The thing that shocked me was that I briefly remembered the article I've linked at the top. (Please click on the title of this post if you wish to read that article.) A vague memory of a sentence the author made in that Adventist Today article about how Christ's sacrifice wasn't needed to appease God. Traditional Adventists or Christians say that it was the violation of the Law that had to be resolved. Of course, it bothers me at times that the Law is not a separate entity from God Himself. I say that with all respect.

I wish to continue to believe in God, so I dealt with these perplexing and unpleasant thoughts by deciding that since God sacrificed Himself He was appeasing his own need for wholeness as regards His own demands regarding his moral Law. He paid the ultimate sacrifice in that He sacrificed Himself. No one can pay a greater price.

The reason that I found all this unsettling, and I have to study, ponder and pray about this more is the following. Why is there so much blood and victims and sacrifice in the Old Testament and in God the Son's sacrifice? Why so much suffering? Why this obsession in ancient cultures as well in the Judaeo-Christian culture with blood, and victims and sacrifice and pain and loss of life? What is it about ancient man and man's perception of what the word of God says about sacrifice to appease gods or God Himself? I'm missing my own point here a bit. It eludes me because it is so uncomfortable and mysterious.

Why does anyone, ancient mankind (humankind) or God, Himself, have to sacrifice others or Himself in order to have peace? Don't get me wrong. We serve a wonderful God, but again, what is all this perplexing obsession and need for blood and more blood. I speak of more blood, or the ultimate blood loss of the Son of God, God Himself really, as the “more blood."

It almost sounds slightly unsophisticated or unnecessary, this obsession or this great need for blood or sacrifice of life. But who am I, a mere mortal and an imperfect one, at that, to disapprove of the "without blood there is no appeasement." The good thing is that we are not required to sacrifice our own children or our own selves to have peace with God.

Why oh why, Lord God, did you have to suffer so much? Couldn't you have shown us you loved us in a different way? I'm mortified that you had to suffer so much for us, and for me.
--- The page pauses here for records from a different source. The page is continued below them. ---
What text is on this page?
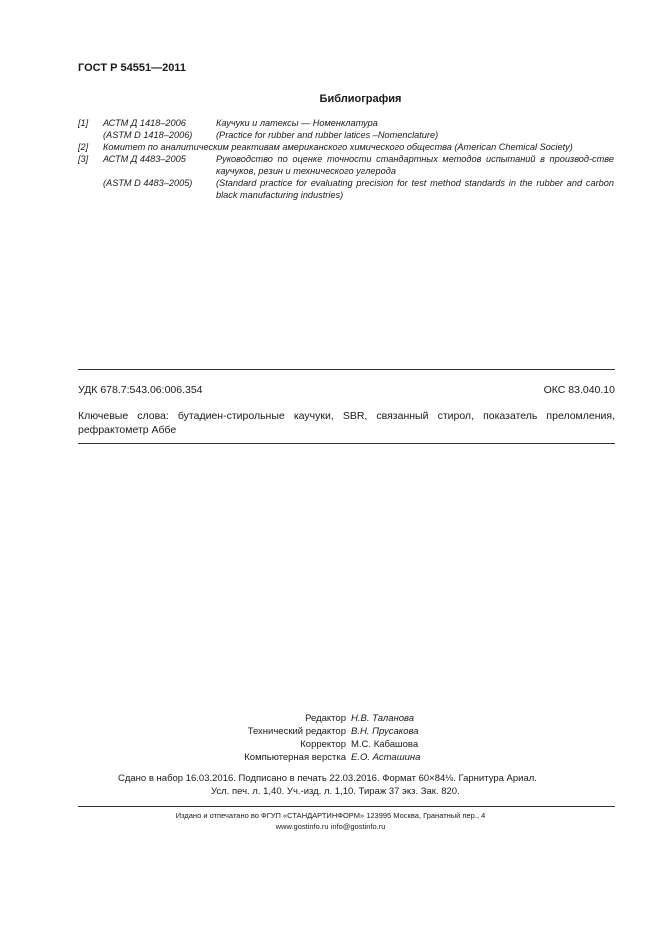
ГОСТ Р 54551—2011
Библиография
[1] АСТМ Д 1418–2006	Каучуки и латексы — Номенклатура
(ASTM D 1418–2006)	(Practice for rubber and rubber latices –Nomenclature)
[2] Комитет по аналитическим реактивам американского химического общества (American Chemical Society)
[3] АСТМ Д 4483–2005	Руководство по оценке точности стандартных методов испытаний в производ-стве каучуков, резин и технического углерода
(ASTM D 4483–2005)	(Standard practice for evaluating precision for test method standards in the rubber and carbon black manufacturing industries)
УДК 678.7:543.06:006.354	ОКС 83.040.10
Ключевые слова: бутадиен-стирольные каучуки, SBR, связанный стирол, показатель преломления, рефрактометр Аббе
Редактор Н.В. Таланова
Технический редактор В.Н. Прусакова
Корректор М.С. Кабашова
Компьютерная верстка Е.О. Асташина
Сдано в набор 16.03.2016. Подписано в печать 22.03.2016. Формат 60×84⅛. Гарнитура Ариал.
Усл. печ. л. 1,40. Уч.-изд. л. 1,10. Тираж 37 экз. Зак. 820.
Издано и отпечатано во ФГУП «СТАНДАРТИНФОРМ» 123995 Москва, Гранатный пер., 4
www.gostinfo.ru info@gostinfo.ru
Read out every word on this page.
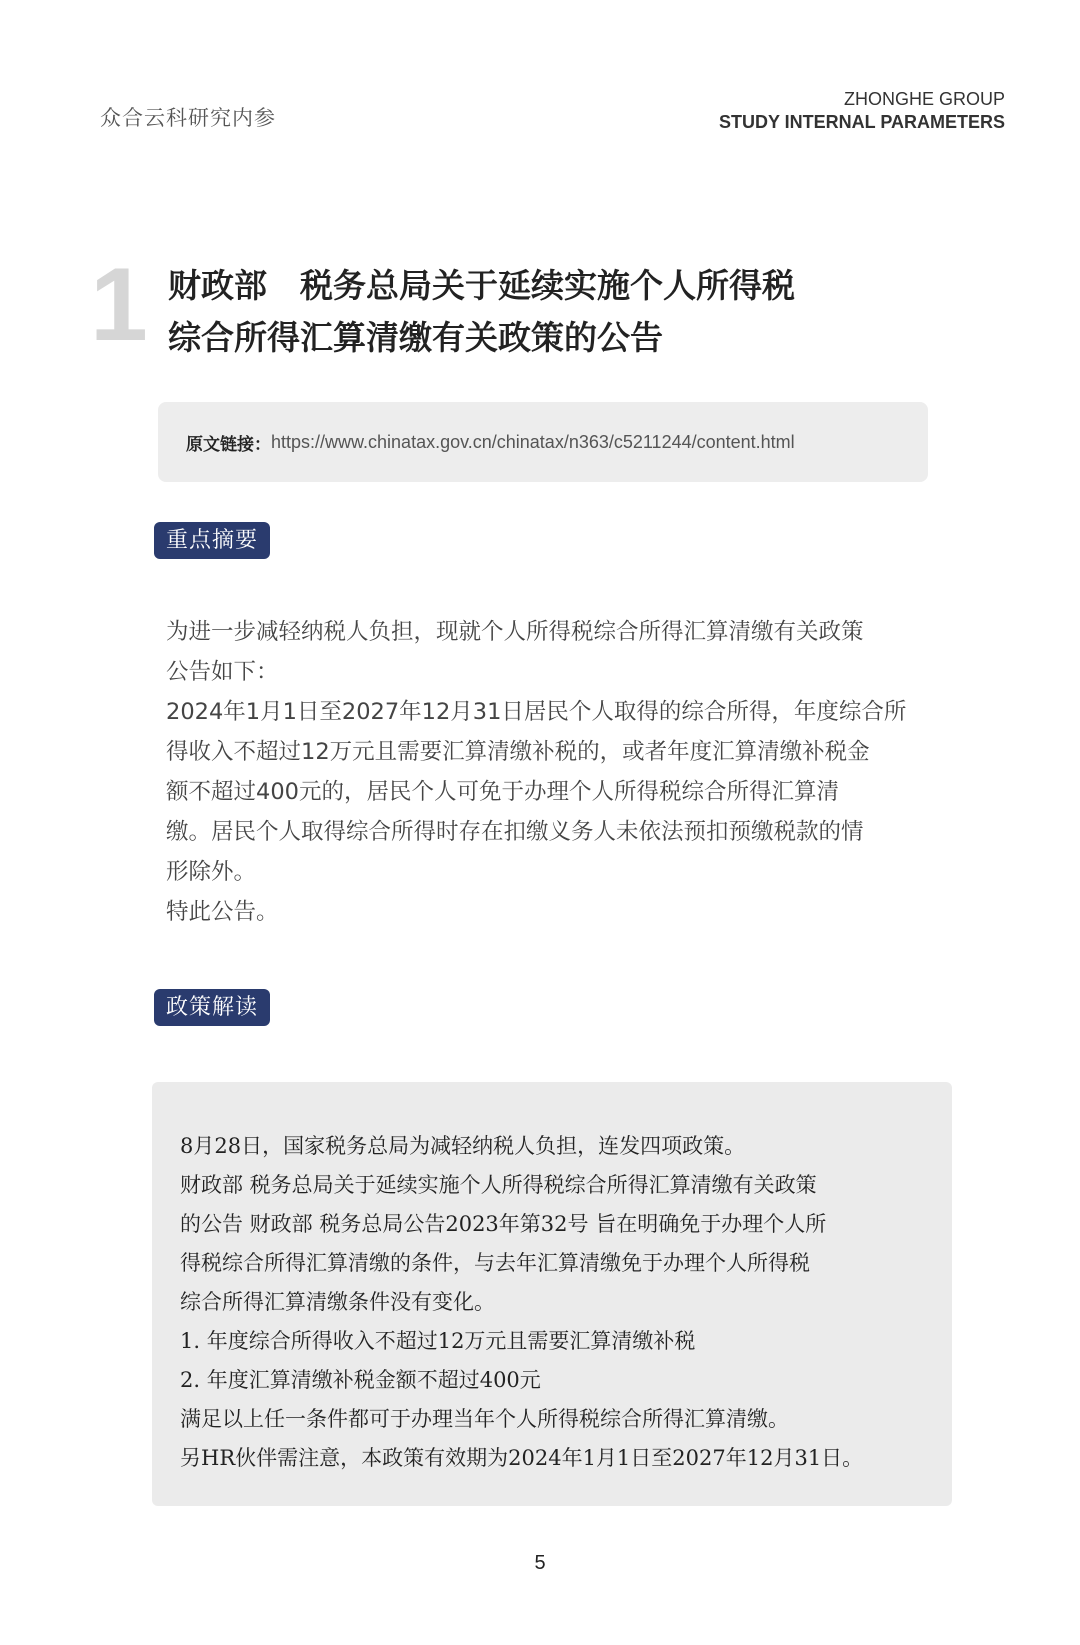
众合云科研究内参
ZHONGHE GROUP
STUDY INTERNAL PARAMETERS
1 财政部　税务总局关于延续实施个人所得税
综合所得汇算清缴有关政策的公告
原文链接： https://www.chinatax.gov.cn/chinatax/n363/c5211244/content.html
重点摘要

为进一步减轻纳税人负担，现就个人所得税综合所得汇算清缴有关政策

公告如下：

2024年1月1日至2027年12月31日居民个人取得的综合所得，年度综合所

得收入不超过12万元且需要汇算清缴补税的，或者年度汇算清缴补税金

额不超过400元的，居民个人可免于办理个人所得税综合所得汇算清

缴。居民个人取得综合所得时存在扣缴义务人未依法预扣预缴税款的情

形除外。

特此公告。

政策解读

8月28日，国家税务总局为减轻纳税人负担，连发四项政策。

财政部 税务总局关于延续实施个人所得税综合所得汇算清缴有关政策

的公告 财政部 税务总局公告2023年第32号 旨在明确免于办理个人所

得税综合所得汇算清缴的条件，与去年汇算清缴免于办理个人所得税

综合所得汇算清缴条件没有变化。

1. 年度综合所得收入不超过12万元且需要汇算清缴补税

2. 年度汇算清缴补税金额不超过400元

满足以上任一条件都可于办理当年个人所得税综合所得汇算清缴。

另HR伙伴需注意，本政策有效期为2024年1月1日至2027年12月31日。

5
As I am wont to say often, I'm missing something here. I don't have all the pieces of the puzzle. There had to have been other solutions, other ways of saving man and womankind. But, whatever the reason that our God felt it absolutely necessary to sacrifice Himself that we might live at peace with Him, I am grateful. I hope to understand and love this God who suffered so much and who continues to suffer with us.
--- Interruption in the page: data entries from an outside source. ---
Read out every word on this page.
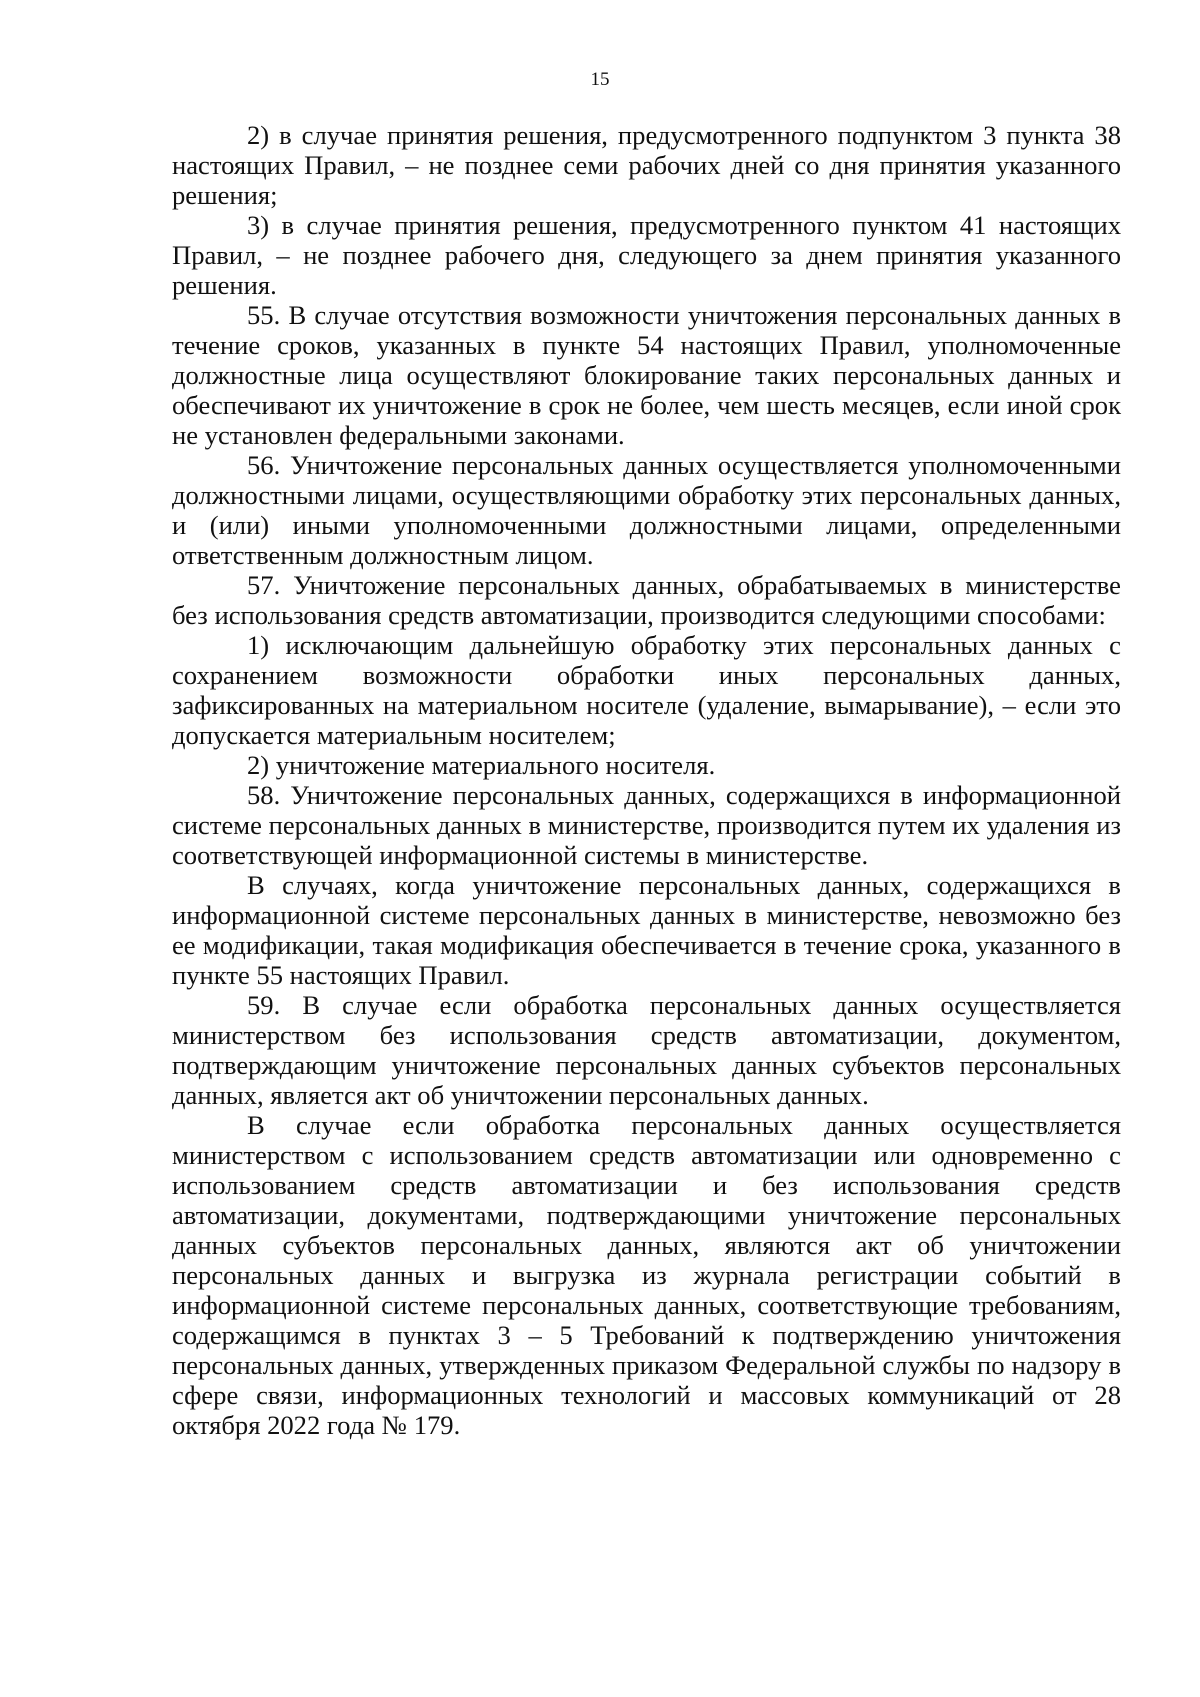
15

2) в случае принятия решения, предусмотренного подпунктом 3 пункта 38 настоящих Правил, – не позднее семи рабочих дней со дня принятия указанного решения;

3) в случае принятия решения, предусмотренного пунктом 41 настоящих Правил, – не позднее рабочего дня, следующего за днем принятия указанного решения.

55. В случае отсутствия возможности уничтожения персональных данных в течение сроков, указанных в пункте 54 настоящих Правил, уполномоченные должностные лица осуществляют блокирование таких персональных данных и обеспечивают их уничтожение в срок не более, чем шесть месяцев, если иной срок не установлен федеральными законами.

56. Уничтожение персональных данных осуществляется уполномоченными должностными лицами, осуществляющими обработку этих персональных данных, и (или) иными уполномоченными должностными лицами, определенными ответственным должностным лицом.

57. Уничтожение персональных данных, обрабатываемых в министерстве без использования средств автоматизации, производится следующими способами:

1) исключающим дальнейшую обработку этих персональных данных с сохранением возможности обработки иных персональных данных, зафиксированных на материальном носителе (удаление, вымарывание), – если это допускается материальным носителем;

2) уничтожение материального носителя.

58. Уничтожение персональных данных, содержащихся в информационной системе персональных данных в министерстве, производится путем их удаления из соответствующей информационной системы в министерстве.

В случаях, когда уничтожение персональных данных, содержащихся в информационной системе персональных данных в министерстве, невозможно без ее модификации, такая модификация обеспечивается в течение срока, указанного в пункте 55 настоящих Правил.

59. В случае если обработка персональных данных осуществляется министерством без использования средств автоматизации, документом, подтверждающим уничтожение персональных данных субъектов персональных данных, является акт об уничтожении персональных данных.

В случае если обработка персональных данных осуществляется министерством с использованием средств автоматизации или одновременно с использованием средств автоматизации и без использования средств автоматизации, документами, подтверждающими уничтожение персональных данных субъектов персональных данных, являются акт об уничтожении персональных данных и выгрузка из журнала регистрации событий в информационной системе персональных данных, соответствующие требованиям, содержащимся в пунктах 3 – 5 Требований к подтверждению уничтожения персональных данных, утвержденных приказом Федеральной службы по надзору в сфере связи, информационных технологий и массовых коммуникаций от 28 октября 2022 года № 179.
Does anyone out there have a solution to this unease I felt while watching so much human sacrifice and why God Himself had to sacrifice Himself, as well, for us? Yes, I know what the Bible says, but why does it say it? Why does it say it so often and so obessessivley. There has to be more to humanity's story than blood shedding and/or blood shedding or sacrifice as a means to resolution of past wrongs or of Original Sin. What am I missing here?